If we were to take our cues primarily from the media, we'd naturally believe that environmentalism is, at heart, a political issue—and a heated one at that. We'd assume that it's a secular vs. "Christian" issue. We'd accept that if we fall within one particular political camp, we ought to avoid—maybe even reject—anything that smacks of green.
But of course, as Christians, we don't build our lives upon the shifting sands of media messages or opinionated shock-jocks. We build our lives and our values upon the solid foundation of God's Word. In Scripture, we find a clear and unambiguous message about planet Earth and how we ought to relate to it.
God's World . . . God's Call
We discover first and foremost that this entire world is God's. God made it, and it belongs to him (Genesis 1:1; Psalm 24:1). God is glorified by it (Psalm 19:1). God reveals himself through it (Romans 1:20). God sustains it (Colossians 1:17). And God's ultimate plan is to redeem and restore it (Revelation 21:1-2).

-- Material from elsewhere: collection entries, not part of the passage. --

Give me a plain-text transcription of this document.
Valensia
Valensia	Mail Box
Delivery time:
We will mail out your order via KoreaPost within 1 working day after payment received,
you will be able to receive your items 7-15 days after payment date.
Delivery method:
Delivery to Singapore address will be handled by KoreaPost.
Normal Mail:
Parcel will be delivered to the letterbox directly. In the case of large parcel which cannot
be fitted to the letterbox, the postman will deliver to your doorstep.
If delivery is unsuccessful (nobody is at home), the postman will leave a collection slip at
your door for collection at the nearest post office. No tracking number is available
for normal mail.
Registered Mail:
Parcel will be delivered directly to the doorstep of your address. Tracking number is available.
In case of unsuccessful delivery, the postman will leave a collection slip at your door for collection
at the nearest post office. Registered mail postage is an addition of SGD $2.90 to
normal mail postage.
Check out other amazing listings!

And while God is doing all this creating, sustaining, and revealing, he has also given us a job to do. The very first calling he had for the very first human was "to tend and watch over" the Garden of Eden (Genesis 2:15). Earlier in Genesis, God tasks humanity with this expansive purpose: to "reign over" and "govern" the planet—the animal life, the plants and habitats, the natural resources God made (Genesis 1:26, 28). Various Scripture translations add nuance to our understanding of this God-given task: to "rule" (NIV), to "have dominion," and "subdue" (KJV).
Unfortunately, we can make the grave theological error of viewing this job through the lens of human power, finding license in Genesis 1 for taking, hoarding, spending, wasting, harming, degrading, and even destroying earth's resources and plant and animal life. But if we understand Genesis 1:26-28 properly, in context, we see this task of "governing" linked directly with language about being made in God's image. Thus our governance of earth's resources ought to reflect God's character rather than human self-centeredness.
Sounds Good, But . . .
The biblical case for environmental stewardship sounds great in principle, but in practice it can seem expensive and complicated. After all, what about the higher price of organic food, hybrid cars, energy-efficient appliances, and light bulbs? And isn't it easier to just toss everything in the trash rather than have to sort recyclables? It seems like a lot of work to make one's home energy efficient. Can't I just live life as normal?